On Sunday in these pages, Molly Worthen reported on the decline of “the Protestant civil religion that has undergirded our common life for so long “(One Nation Under God?).” That might come as a surprise to the millions of TV viewers who watched the memorial service held in Newtown, Conn., a little more than a week ago. Despite a few gestures in the direction of Catholics and religious minorities (and no gestures at all in the direction of non-believing atheists and agnostics), the tenor of the service was deeply Protestant, as were the remarks of President Obama (that famous Muslim!) who seemed more preacher than chief executive as he repeatedly struck biblical chords and ended by recalling Jesus’s call to send the little children to him.
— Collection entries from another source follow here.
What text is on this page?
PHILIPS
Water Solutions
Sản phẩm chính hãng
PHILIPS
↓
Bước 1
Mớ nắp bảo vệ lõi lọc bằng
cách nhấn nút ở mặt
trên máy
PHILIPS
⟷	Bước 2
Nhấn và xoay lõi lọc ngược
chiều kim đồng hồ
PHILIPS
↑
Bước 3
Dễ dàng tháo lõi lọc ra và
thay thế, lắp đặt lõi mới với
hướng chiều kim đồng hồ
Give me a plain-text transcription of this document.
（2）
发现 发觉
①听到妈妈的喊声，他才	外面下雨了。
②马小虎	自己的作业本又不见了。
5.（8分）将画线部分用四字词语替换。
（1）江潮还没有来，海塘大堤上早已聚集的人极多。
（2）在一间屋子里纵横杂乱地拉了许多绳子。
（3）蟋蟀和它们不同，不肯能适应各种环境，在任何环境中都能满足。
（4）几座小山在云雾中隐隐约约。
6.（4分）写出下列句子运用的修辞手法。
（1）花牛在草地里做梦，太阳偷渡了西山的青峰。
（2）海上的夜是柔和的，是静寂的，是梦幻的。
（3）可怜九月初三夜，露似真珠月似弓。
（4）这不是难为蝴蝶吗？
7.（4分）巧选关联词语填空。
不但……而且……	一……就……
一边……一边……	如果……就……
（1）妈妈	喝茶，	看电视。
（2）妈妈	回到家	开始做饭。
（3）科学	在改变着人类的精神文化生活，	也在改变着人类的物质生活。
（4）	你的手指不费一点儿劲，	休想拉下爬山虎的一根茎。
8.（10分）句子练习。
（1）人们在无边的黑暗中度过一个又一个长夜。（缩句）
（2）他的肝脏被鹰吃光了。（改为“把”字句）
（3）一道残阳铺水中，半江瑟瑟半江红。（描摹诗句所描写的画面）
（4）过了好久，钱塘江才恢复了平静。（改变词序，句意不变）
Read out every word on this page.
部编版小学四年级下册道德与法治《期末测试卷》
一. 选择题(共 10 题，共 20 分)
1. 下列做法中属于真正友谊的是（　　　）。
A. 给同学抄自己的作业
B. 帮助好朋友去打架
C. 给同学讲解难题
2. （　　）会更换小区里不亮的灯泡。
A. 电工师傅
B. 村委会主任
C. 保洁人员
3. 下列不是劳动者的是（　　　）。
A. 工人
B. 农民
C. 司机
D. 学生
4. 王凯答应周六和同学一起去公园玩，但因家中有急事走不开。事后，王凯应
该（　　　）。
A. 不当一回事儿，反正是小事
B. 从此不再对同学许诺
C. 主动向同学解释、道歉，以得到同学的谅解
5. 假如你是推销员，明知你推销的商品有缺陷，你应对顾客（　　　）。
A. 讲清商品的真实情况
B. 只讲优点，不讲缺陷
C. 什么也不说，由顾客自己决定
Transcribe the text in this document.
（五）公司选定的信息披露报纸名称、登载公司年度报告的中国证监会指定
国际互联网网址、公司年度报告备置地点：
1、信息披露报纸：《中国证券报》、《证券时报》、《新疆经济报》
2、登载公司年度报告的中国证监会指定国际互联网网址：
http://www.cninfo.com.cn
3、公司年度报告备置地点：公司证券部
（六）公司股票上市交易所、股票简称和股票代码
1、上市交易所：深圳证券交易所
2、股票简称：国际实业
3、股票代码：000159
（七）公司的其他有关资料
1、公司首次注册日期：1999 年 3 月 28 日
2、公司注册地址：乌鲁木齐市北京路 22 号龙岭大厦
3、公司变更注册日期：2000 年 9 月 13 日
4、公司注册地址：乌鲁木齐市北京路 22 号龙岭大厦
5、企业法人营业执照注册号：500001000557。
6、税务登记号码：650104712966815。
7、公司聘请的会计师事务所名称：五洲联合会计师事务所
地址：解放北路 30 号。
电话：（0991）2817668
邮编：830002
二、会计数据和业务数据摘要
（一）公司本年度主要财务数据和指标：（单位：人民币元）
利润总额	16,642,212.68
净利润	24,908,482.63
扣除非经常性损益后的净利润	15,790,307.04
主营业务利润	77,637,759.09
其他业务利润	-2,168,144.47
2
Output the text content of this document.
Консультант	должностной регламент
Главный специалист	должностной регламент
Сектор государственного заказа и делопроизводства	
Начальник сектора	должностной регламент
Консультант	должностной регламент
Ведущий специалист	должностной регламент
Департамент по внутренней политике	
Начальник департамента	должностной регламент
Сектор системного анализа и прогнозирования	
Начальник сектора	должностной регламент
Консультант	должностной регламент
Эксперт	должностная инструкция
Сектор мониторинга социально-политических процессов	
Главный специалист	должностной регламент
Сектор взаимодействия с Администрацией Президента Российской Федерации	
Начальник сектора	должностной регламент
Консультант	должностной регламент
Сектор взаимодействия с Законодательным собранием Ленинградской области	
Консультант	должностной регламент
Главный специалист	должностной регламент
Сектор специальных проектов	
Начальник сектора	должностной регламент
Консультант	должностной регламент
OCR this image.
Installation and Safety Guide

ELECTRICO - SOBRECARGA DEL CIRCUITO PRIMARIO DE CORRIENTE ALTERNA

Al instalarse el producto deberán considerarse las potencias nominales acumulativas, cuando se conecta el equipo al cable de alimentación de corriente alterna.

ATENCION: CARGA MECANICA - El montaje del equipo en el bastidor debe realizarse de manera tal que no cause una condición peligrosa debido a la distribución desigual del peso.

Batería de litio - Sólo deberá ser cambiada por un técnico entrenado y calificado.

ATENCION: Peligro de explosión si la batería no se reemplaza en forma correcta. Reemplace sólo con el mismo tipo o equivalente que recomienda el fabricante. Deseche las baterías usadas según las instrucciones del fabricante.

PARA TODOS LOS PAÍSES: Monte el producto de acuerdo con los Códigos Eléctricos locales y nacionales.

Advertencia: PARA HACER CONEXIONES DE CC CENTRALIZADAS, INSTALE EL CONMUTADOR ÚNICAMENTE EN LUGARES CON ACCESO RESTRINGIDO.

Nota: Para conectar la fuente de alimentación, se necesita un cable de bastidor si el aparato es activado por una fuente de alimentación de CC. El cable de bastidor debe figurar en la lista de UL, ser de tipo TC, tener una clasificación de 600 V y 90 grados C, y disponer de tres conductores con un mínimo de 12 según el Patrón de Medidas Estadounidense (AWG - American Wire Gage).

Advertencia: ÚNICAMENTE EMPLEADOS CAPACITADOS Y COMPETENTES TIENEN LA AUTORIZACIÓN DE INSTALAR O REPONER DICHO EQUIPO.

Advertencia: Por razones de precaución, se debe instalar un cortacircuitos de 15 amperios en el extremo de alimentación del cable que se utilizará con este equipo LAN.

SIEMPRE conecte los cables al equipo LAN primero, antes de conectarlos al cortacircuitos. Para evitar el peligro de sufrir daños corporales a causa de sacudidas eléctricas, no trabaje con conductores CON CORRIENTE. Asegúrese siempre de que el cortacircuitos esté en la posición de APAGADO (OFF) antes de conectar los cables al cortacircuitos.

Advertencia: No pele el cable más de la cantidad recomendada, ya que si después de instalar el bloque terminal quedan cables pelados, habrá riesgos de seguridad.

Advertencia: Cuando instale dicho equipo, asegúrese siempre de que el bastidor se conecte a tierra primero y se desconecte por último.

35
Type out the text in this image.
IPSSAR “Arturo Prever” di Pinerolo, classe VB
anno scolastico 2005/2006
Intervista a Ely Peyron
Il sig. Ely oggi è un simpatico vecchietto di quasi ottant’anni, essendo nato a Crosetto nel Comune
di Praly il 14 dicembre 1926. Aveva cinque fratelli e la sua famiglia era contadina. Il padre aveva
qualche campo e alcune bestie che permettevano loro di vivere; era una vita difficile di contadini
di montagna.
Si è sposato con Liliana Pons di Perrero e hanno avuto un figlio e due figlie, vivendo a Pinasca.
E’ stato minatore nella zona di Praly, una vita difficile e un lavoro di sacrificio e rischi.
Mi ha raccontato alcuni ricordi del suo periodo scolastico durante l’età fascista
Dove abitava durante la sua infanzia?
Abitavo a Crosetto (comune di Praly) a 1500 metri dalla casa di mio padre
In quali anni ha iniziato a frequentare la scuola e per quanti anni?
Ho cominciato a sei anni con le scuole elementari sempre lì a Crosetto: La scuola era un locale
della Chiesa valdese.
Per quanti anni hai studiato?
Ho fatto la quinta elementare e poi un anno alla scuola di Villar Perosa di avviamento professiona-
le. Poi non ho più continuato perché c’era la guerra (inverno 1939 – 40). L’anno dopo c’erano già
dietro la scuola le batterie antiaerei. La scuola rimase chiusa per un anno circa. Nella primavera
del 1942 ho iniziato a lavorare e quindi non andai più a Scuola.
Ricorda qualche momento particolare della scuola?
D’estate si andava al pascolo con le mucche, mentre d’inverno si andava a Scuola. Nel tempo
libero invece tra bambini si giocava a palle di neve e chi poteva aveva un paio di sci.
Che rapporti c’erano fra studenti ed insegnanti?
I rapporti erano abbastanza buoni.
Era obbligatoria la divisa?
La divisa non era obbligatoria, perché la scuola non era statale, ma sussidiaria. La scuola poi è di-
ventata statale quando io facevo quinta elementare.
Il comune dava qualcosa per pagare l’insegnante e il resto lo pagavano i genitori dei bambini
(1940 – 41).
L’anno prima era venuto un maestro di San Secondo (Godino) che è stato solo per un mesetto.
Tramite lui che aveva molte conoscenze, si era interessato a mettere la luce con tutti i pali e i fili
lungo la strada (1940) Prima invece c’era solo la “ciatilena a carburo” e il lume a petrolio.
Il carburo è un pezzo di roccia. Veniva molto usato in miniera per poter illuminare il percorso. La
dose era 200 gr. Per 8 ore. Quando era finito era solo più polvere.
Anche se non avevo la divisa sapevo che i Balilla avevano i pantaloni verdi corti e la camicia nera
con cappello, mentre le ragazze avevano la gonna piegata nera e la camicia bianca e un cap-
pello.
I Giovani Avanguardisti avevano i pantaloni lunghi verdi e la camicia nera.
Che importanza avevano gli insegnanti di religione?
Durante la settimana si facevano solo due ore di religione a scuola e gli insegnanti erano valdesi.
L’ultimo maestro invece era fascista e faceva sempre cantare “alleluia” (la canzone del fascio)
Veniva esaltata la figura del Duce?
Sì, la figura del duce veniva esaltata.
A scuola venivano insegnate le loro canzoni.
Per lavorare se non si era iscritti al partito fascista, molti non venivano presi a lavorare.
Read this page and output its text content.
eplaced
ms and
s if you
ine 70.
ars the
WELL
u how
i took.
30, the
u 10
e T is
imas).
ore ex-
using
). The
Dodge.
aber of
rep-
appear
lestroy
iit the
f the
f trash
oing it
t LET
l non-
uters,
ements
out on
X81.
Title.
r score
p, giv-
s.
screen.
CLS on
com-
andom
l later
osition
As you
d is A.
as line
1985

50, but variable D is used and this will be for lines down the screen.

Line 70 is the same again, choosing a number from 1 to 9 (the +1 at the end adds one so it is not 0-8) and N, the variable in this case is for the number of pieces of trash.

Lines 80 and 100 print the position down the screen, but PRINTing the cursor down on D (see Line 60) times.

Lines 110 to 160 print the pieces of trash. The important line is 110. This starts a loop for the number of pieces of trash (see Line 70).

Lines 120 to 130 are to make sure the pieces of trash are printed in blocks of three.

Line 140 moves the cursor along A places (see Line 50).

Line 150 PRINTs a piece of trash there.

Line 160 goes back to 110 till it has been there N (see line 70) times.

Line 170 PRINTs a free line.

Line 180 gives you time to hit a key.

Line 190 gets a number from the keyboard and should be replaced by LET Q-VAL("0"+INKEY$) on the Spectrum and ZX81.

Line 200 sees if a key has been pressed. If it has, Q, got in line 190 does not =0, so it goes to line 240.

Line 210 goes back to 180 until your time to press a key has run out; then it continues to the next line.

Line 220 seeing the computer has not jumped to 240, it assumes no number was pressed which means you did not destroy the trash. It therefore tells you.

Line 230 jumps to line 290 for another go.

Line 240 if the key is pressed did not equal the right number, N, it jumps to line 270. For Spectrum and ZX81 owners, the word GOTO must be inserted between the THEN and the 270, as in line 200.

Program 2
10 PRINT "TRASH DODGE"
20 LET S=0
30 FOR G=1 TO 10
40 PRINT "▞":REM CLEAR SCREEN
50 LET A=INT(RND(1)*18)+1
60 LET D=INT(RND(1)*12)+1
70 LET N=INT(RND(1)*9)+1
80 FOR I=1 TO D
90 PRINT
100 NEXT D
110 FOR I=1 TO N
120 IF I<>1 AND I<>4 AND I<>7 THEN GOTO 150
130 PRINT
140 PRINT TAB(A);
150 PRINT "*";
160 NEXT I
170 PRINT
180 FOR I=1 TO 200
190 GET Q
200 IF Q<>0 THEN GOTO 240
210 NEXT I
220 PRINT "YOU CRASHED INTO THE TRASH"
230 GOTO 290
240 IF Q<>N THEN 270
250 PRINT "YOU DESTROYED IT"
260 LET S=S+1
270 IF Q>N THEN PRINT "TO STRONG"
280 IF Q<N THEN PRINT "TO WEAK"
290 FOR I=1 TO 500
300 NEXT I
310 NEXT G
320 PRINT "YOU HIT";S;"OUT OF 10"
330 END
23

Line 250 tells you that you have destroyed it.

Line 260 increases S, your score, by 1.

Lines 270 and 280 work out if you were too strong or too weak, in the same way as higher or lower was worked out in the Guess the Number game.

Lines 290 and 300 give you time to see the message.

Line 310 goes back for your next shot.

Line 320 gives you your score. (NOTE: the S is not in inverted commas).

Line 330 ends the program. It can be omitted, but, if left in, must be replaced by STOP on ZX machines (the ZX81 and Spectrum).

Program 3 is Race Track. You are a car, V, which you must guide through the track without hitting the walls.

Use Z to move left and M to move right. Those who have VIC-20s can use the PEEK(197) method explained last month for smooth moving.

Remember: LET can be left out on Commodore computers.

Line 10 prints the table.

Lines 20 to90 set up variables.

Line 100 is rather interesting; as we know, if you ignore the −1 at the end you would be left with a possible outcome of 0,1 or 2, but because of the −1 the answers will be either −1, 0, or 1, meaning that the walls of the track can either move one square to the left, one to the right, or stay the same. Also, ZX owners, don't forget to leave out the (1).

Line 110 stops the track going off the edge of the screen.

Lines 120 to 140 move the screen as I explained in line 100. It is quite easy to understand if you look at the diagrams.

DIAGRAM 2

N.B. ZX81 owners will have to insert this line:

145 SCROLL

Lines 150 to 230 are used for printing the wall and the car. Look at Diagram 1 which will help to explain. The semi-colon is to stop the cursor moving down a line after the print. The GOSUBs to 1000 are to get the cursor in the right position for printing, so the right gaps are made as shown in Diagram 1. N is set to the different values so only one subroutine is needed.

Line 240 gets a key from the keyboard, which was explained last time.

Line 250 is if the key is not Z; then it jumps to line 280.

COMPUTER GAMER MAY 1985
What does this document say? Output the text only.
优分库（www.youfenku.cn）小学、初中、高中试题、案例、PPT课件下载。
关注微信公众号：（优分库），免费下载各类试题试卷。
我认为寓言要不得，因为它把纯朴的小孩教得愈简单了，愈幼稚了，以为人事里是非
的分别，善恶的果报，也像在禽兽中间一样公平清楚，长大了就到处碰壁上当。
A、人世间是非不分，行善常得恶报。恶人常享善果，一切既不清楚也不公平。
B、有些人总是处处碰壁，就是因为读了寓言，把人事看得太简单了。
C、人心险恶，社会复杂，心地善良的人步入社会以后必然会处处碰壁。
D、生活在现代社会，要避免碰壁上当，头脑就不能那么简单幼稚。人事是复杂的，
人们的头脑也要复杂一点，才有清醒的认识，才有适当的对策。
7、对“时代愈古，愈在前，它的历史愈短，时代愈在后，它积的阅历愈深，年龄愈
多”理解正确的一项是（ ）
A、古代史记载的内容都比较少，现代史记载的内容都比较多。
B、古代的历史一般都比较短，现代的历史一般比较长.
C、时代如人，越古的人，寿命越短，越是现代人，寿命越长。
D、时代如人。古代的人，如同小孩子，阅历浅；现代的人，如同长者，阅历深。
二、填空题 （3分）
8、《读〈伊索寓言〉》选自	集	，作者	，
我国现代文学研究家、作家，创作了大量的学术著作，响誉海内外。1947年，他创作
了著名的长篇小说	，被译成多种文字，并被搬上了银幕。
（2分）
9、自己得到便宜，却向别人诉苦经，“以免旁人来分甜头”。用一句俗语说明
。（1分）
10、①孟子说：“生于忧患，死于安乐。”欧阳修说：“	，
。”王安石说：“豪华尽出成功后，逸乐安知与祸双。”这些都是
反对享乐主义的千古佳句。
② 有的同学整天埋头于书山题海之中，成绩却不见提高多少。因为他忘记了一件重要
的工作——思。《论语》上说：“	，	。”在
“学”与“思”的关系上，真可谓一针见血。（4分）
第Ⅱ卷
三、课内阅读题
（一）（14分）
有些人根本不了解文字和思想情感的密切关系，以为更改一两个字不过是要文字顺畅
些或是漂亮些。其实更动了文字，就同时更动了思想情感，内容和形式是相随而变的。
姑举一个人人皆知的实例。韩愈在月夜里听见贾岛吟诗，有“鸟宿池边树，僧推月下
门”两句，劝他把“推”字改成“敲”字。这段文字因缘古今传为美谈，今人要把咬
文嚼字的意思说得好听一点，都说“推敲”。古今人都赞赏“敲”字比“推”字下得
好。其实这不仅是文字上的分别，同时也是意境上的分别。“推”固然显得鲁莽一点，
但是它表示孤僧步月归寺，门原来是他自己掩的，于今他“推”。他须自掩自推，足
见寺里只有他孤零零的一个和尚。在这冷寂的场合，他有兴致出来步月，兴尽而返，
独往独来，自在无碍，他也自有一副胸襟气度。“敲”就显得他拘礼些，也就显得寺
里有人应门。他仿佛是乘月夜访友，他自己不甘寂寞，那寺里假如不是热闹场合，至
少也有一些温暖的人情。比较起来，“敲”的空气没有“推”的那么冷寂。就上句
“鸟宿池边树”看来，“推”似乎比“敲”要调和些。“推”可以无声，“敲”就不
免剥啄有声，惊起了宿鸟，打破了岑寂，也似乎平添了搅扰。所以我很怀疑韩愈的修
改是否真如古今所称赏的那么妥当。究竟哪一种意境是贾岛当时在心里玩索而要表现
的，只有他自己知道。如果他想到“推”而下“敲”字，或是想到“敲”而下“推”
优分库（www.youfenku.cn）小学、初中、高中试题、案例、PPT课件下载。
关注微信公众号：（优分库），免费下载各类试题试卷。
The memorial service was not the only occasion marked by the unapologetic invocation of religious sayings and symbols. For a few days at least, God and Christ were major media personalities, and the outpouring of ritual piety seemed to confirm Brian Leiter’s identification of “existential consolation” as one of the chief characteristics of religion. For believers, writes Leiter in his new book, “Why Tolerate Religion?” religions “render intelligible and tolerable the basic existential facts about human life, such as suffering and death.” Rendering the suffering and death experienced in Newton intelligible is surely what Obama and others were trying to do, and it is easy to understand, as Leiter observes, why religious belief is of “central importance in so many lives.”
But Leiter has another question: Does the undoubted centrality of religion in the lives of its adherents suffice to justify exempting it from generally applicable laws? Should religion enjoy a special status that merits a degree of solicitude and protection not granted to other worldviews or systems of belief?